Monday, June 20, 2016 in Chicago
Full-day: 9:00am - 4:30pm

Room: Salon A2

Hadoop for Predictive Analytics:
Hands-On Lab

Intended Audience:

Analysts, data engineers, and data scientists who build predictive models and wish to explore using Hadoop for the same.

Why Predictive Analytics Needs Hadoop

Standard predictive analytics platforms need to catch up. As data grows bigger, faster, more varied—and more widely distributed—storing, transforming, and analyzing it doesn’t scale using traditional tools. Instead, today’s best practice is to maintain and even process data in its distributed form rather than centralizing it. Apache Hadoop provides a powerful platform and mature ecosystem with which to both manage and analyze distributed data.

Predictive analytics projects can and must accommodate these challenges, i.e., the classic "3 V's" of big data–volume, variety, and velocity—as well as its distributed nature. In this hands-on workshop, leading Hadoop educator and technology leader James Casaletto will show you how to:

Predict with Hadoop. Create predictive models over enterprise-scale big data using the modeling libraries built into the standard, open-source Hadoop ecosystem.

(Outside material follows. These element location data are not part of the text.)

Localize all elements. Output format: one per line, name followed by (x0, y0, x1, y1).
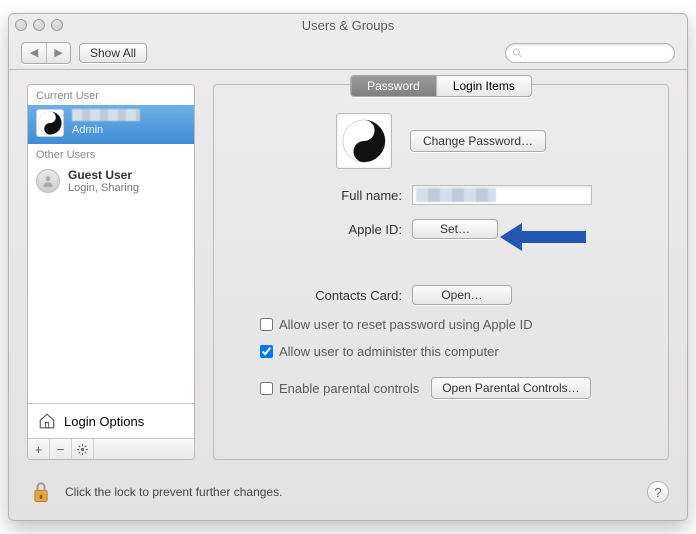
gear-icon (76, 443, 89, 456)
apple-id-label: Apple ID: (232, 222, 402, 237)
current-user-role: Admin (72, 124, 140, 137)
guest-user-name: Guest User (68, 168, 139, 182)
window-title: Users & Groups (9, 18, 687, 33)
full-name-label: Full name: (232, 188, 402, 203)
person-icon (41, 174, 55, 188)
contacts-open-button[interactable]: Open… (412, 285, 512, 305)
back-button[interactable]: ◀ (22, 43, 46, 63)
login-options-label: Login Options (64, 414, 144, 429)
parental-label: Enable parental controls (279, 381, 419, 396)
allow-reset-checkbox[interactable] (260, 318, 273, 331)
tab-login-items[interactable]: Login Items (436, 76, 531, 96)
avatar (36, 169, 60, 193)
search-field[interactable] (505, 43, 675, 63)
action-menu-button[interactable] (72, 439, 94, 459)
tab-bar: Password Login Items (350, 75, 532, 97)
sidebar-header-other: Other Users (28, 144, 194, 164)
add-user-button[interactable]: + (28, 439, 50, 459)
toolbar: ◀ ▶ Show All (9, 36, 687, 70)
sidebar-header-current: Current User (28, 85, 194, 105)
user-sidebar: Current User Admin Other Users (27, 84, 195, 460)
current-user-name (72, 109, 140, 124)
yin-yang-icon (38, 111, 62, 135)
sidebar-action-bar: + − (28, 438, 194, 459)
allow-admin-checkbox[interactable] (260, 345, 273, 358)
annotation-arrow (500, 223, 586, 251)
sidebar-user-guest[interactable]: Guest User Login, Sharing (28, 164, 194, 202)
user-picture[interactable] (336, 113, 392, 169)
lock-icon[interactable] (27, 478, 55, 506)
search-input[interactable] (527, 46, 668, 60)
lock-text: Click the lock to prevent further change… (65, 485, 282, 499)
titlebar: Users & Groups (9, 14, 687, 36)
allow-admin-label: Allow user to administer this computer (279, 344, 499, 359)
content-area: Current User Admin Other Users (9, 70, 687, 470)
avatar (36, 109, 64, 137)
footer: Click the lock to prevent further change… (9, 470, 687, 520)
parental-checkbox[interactable] (260, 382, 273, 395)
open-parental-button[interactable]: Open Parental Controls… (431, 377, 590, 399)
remove-user-button[interactable]: − (50, 439, 72, 459)
tab-password[interactable]: Password (351, 76, 436, 96)
preferences-window: Users & Groups ◀ ▶ Show All Current User (8, 13, 688, 521)
sidebar-user-current[interactable]: Admin (28, 105, 194, 144)
nav-back-forward: ◀ ▶ (21, 42, 71, 64)
house-icon (38, 412, 56, 430)
yin-yang-icon (342, 119, 386, 163)
show-all-button[interactable]: Show All (79, 43, 147, 63)
guest-user-sub: Login, Sharing (68, 182, 139, 195)
help-button[interactable]: ? (647, 481, 669, 503)
settings-panel: Password Login Items Change Password… Fu… (213, 84, 669, 460)
login-options-row[interactable]: Login Options (28, 403, 194, 438)
contacts-card-label: Contacts Card: (232, 288, 402, 303)
apple-id-set-button[interactable]: Set… (412, 219, 498, 239)
allow-reset-label: Allow user to reset password using Apple… (279, 317, 533, 332)
forward-button[interactable]: ▶ (46, 43, 70, 63)
change-password-button[interactable]: Change Password… (410, 130, 546, 152)
search-icon (512, 47, 523, 59)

Model both batch and streaming data. Implement predictive modeling using both batch and streaming data and gain insights in near real time.

Model in a distributed fashion. Accommodate predictive modeling projects to the distributed nature of data in order to benefit from parallel computation, while also averting the often unneeded and prohibitively inefficient process of merging and centralizing widely distributed sources of data.

Do it yourself. Gain the power to extract signals from big data on your own, without relying on data engineers and Hadoop specialists for each and every request.

This training program answers these questions:

What are the particular challenges of big data for predictive analytics?
When does Hadoop provide the greatest value?
How can streaming data be processed in Hadoop?
How does one build predictive models with Apache Spark?

Hands-on lab (afternoon session):

Access to an enterprise-scale Hadoop cluster running in the cloud
Access to real data sets, working code, and hands-on exercises in Python
Option to install a pre-configured, 1-node Hadoop cluster on your laptop

Schedule

Workshop program starts at 9:00am
Morning Coffee Break at 10:30 - 11:00am
Lunch provided at 12:30 - 1:15pm
Afternoon Coffee Break at 2:30 - 3:00pm
End of the Workshop: 4:30pm

Instructor

James Casaletto, Senior Solutions Architect, MapR Technologies

James Casaletto is a senior solutions architect at MapR Technologies where he designs, implements, and deploys complete solution frameworks for big data. He has written and delivered courses on MapReduce programming, data engineering, and data science on Hadoop. Today, he is also teaching a graduate course in these topics for the computer science department at San Jose State University.